En silence, je me redresse jusqu'à sentir le banc contre mon dos et renifle bruyamment, ne pouvant empêcher les larmes de déborder sur mes joues. Malgré ça, je continue de sourire. Deux émotions contradictoires me submergent et je laisse ce bordel émotionnel engloutir mes pensées les plus tristes.
-May... Je suis désolé pour ce que je vous ai dit. Vous avez fait de votre mieux et je ne vous ai même pas remerciée.

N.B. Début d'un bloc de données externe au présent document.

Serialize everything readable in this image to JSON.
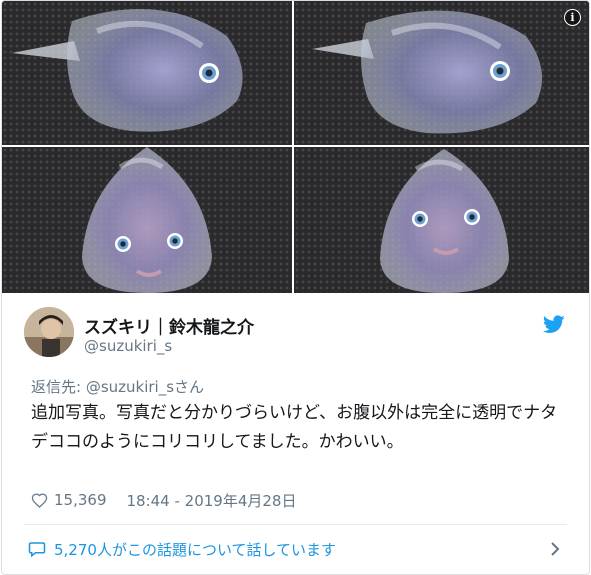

Mon sourire s'étire, je me lève et pose une main sur le bonnet nordique tandis que je lève la tête pour recevoir les gouttes de pluie en plein visage. J'ouvre mon autre main et attends quelques instants avant de sentir sa main entourer la mienne. Je tourne la tête vers lui et hausse les épaules puis lui indique le chemin de mon appartement d'un signe de tête.
Il me regarde avec étonnement et fronce les sourcils, confus.
-Après ce que j'ai fait, vous voulez que je revienne chez vous ?
J'acquiesce simplement et il soupire, l'air sidéré.
-Je vous suis a une condition. J'aimerai que vous m'expliquiez comment vous faites pour vouloir encore d'un être aussi insupportable que moi.
Je hoche la tête, remarquant a quel point son estime personnelle est basse. Mais vu que je ne suis pas mieux, ce n'est pas a moi de juger.
Il pose l'imperméable sur mes épaules alors que le ciel se calme, faiblissant la pluie au cours des minutes qui passent et réduisant le vent a un subtil murmure. Le ciel reste gris mais l'atmosphère est tranquille, les rues sont désertes. Les gens sont rentrés chez eux et j'entraine Law sur le chemin du retour. Il a laissé son bonnet sur ma tête et ainsi honorée, je garde la tête haute tout le long du trajet, un sourire aux lèvres.